For the past several months, the electricity prices for longer term contracts (36, 48, 60 months) have been lower than short term contracts (12-24 months) in many deregulated states. This is because the natural gas market, which tends to drive electricity prices, is in “backwardation”, defined as a market condition where the price of a future contract trades lower than its expected spot price. Currently gas contracts in 2019 are priced below contracts in 2018. Last month, we saw 2019 natural gas strips 11.3% lower than current strips and 4.4% lower than those for 2018.
Prices for 2018-2023 futures are comparatively low because the market anticipates gas supply will be more than sufficient to meet demand based on strong production growth in the years to come. For most of 2016, natural gas reserves maintained a huge inventory surplus. This excess supply produced historically low gas prices and subsequently historically low electricity prices through most of last year.
However, in early December of 2016 and continuing into January 2017, gas stock reserves fell back in line with—and eventually below—their year-over-year and five-year averages. This realignment of gas supply with demand levels moved gas prices dramatically upward from their record lows. Henry Hub natural gas prices rose from an average of $2.00/MMBtu in the first quarter of 2016 to a third-quarter average of $2.88/MMBtu and finally to an average price of $3.59/MMBtu in December. Natural gas prices rose 80% in the last three quarters of 2016.
The consumption of the huge surplus that drove prices so low in early 2016 was primarily due to declining production, rather than heightened demand. The decline in U.S. natural gas production is attributable to two major influences: negative basis pricing around the Marcellus and Utica shales, and the lack of pipeline infrastructure connecting these shale regions to higher-priced markets in the Midwest, New England, and Canada. When regional prices trade below Henry Hub and companies are physically unable to reach higher-priced markets, energy companies lack the incentive to increase natural gas production. As new pipeline capacity is built in and around the Marcellus and Utica shales, we should see increased production toward the end of 2017. The Trump administration seems poised to accelerate pipeline construction by removing regulatory hurdles.
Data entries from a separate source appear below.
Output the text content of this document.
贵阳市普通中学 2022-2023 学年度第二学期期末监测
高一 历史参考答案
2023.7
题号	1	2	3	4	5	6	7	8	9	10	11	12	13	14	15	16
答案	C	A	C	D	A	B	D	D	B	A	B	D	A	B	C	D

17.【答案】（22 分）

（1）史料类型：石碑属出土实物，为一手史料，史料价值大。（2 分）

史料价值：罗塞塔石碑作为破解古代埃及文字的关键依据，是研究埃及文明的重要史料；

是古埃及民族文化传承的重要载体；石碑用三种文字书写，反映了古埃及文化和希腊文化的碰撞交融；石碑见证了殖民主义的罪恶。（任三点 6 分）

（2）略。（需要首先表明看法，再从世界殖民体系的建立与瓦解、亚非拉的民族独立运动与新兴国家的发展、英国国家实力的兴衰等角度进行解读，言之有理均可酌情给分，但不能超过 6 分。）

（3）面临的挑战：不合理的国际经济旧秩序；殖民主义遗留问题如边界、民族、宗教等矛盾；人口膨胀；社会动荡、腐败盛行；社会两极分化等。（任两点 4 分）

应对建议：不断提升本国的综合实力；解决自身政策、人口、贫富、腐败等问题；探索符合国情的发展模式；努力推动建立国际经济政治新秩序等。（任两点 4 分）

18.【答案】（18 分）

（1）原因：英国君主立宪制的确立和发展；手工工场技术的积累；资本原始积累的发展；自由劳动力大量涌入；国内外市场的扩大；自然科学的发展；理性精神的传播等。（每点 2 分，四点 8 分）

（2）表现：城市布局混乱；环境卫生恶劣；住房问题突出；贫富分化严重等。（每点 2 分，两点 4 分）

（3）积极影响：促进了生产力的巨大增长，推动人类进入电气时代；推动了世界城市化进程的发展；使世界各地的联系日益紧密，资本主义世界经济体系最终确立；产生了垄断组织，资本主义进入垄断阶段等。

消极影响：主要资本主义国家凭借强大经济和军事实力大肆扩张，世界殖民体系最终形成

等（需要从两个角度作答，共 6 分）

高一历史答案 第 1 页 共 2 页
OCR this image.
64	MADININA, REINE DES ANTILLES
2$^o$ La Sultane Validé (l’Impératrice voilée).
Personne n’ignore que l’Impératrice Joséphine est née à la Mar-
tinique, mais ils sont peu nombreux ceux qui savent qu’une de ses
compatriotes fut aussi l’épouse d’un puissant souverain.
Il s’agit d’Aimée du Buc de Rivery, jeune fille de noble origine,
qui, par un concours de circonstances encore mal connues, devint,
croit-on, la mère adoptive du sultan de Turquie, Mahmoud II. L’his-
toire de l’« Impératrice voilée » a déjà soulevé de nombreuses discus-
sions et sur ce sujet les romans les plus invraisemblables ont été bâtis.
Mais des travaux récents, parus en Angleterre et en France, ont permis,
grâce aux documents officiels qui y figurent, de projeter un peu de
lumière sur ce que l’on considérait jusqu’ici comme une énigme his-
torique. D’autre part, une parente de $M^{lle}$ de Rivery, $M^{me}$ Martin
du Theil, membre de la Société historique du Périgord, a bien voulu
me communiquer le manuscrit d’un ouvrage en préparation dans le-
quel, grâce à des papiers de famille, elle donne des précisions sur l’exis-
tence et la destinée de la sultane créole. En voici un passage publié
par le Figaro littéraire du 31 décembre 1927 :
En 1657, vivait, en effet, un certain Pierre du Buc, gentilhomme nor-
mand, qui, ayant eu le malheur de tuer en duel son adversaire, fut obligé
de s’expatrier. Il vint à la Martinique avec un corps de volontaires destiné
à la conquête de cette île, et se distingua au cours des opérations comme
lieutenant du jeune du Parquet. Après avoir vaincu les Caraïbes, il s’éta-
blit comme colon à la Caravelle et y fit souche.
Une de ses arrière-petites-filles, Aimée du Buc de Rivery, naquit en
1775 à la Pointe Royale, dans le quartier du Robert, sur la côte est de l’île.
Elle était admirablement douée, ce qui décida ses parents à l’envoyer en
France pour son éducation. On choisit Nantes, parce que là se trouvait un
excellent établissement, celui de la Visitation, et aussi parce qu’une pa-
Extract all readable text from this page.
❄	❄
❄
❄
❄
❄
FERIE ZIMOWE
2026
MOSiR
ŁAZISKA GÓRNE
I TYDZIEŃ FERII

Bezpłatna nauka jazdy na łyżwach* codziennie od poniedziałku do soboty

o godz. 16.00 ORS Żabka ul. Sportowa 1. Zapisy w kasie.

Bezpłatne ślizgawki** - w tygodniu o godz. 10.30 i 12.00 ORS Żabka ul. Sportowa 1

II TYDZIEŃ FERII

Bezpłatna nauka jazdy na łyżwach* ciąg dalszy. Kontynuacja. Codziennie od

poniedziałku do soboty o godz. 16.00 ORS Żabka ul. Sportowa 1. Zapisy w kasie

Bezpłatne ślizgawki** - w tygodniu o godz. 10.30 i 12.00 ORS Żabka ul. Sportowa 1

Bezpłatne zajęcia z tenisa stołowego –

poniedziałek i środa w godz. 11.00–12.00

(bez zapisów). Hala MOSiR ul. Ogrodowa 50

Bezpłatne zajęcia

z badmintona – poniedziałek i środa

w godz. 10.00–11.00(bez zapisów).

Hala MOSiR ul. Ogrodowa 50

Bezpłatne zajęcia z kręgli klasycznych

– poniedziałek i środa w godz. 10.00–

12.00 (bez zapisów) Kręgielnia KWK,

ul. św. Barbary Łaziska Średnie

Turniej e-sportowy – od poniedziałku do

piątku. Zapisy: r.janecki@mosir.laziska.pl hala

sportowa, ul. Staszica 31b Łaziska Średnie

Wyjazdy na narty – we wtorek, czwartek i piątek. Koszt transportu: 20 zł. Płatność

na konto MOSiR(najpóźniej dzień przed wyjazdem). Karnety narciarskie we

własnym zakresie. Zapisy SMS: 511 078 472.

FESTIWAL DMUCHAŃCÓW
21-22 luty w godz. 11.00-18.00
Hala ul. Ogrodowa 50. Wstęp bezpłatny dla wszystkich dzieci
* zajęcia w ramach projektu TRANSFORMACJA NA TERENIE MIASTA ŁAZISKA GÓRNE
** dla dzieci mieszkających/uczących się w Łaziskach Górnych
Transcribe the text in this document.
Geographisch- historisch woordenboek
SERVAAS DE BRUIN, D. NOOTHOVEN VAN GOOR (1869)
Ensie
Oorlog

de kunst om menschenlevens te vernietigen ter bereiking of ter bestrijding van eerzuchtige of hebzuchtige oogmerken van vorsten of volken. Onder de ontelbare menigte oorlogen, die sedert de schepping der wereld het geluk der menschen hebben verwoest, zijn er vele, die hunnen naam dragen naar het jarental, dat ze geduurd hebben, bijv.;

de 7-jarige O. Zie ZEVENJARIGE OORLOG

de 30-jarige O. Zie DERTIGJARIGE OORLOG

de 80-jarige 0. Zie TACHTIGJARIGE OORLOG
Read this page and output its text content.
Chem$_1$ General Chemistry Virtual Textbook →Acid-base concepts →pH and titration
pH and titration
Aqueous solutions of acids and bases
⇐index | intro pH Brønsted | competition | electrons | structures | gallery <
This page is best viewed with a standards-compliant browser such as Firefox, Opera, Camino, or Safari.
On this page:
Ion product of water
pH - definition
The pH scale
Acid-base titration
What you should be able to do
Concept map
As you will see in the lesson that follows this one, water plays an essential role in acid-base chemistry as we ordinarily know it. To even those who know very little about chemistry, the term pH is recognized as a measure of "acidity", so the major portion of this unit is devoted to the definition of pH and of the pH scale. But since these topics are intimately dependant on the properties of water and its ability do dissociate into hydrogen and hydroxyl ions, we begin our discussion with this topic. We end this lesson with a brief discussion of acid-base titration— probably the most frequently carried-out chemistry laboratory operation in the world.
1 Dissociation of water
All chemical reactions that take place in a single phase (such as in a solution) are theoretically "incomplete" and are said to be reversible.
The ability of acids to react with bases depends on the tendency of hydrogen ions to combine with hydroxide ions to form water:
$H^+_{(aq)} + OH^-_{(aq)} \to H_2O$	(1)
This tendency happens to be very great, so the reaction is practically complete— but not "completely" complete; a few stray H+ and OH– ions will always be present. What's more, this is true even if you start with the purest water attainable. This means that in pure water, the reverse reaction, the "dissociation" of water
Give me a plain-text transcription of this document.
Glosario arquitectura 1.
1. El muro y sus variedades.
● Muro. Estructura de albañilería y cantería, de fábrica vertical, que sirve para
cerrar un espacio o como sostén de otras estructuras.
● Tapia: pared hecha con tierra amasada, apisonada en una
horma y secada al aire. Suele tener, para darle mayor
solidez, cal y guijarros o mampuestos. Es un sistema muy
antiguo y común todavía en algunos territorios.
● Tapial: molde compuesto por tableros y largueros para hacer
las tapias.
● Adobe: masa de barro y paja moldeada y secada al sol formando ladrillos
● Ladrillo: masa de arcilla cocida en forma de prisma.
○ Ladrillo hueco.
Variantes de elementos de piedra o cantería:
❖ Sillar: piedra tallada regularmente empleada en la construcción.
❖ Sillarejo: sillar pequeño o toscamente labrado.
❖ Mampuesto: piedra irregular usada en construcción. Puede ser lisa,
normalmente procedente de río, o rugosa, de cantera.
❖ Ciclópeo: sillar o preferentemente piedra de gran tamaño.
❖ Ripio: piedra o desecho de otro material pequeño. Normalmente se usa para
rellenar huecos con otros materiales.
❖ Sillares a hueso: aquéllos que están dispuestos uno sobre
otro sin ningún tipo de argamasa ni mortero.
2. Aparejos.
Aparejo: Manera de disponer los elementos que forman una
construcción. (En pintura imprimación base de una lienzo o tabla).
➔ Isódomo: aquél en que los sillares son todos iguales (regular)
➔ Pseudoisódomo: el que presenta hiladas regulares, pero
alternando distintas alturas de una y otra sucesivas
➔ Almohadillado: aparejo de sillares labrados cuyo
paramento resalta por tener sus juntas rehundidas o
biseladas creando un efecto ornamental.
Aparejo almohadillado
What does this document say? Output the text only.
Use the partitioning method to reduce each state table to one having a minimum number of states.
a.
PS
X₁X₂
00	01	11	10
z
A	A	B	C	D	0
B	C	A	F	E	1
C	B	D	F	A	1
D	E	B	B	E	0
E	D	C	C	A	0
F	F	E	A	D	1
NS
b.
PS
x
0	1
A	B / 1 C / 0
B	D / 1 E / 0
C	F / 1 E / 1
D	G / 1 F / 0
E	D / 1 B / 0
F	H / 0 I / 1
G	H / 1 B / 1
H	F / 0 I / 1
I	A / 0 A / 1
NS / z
It is the anticipated development of new pipeline capacity in the New England, Mid-Atlantic, and the Midwest regions that is damping pricing for 2018 and 2019 futures, producing backwardation.
While FERC and the Trump administration are expected to dispose of regulations stalling Northeast pipeline projects, most of the projects are not expected to begin coming online until early 2018. Gas prices will likely climb throughout the remainder of 2017 as international exports increase and the economy grows, but expectations of additional pipeline capacity toward the end of 2017 will likely preserve the comparably low 2018-2023 futures pricing that currently make longer term electricity contracts so attractive.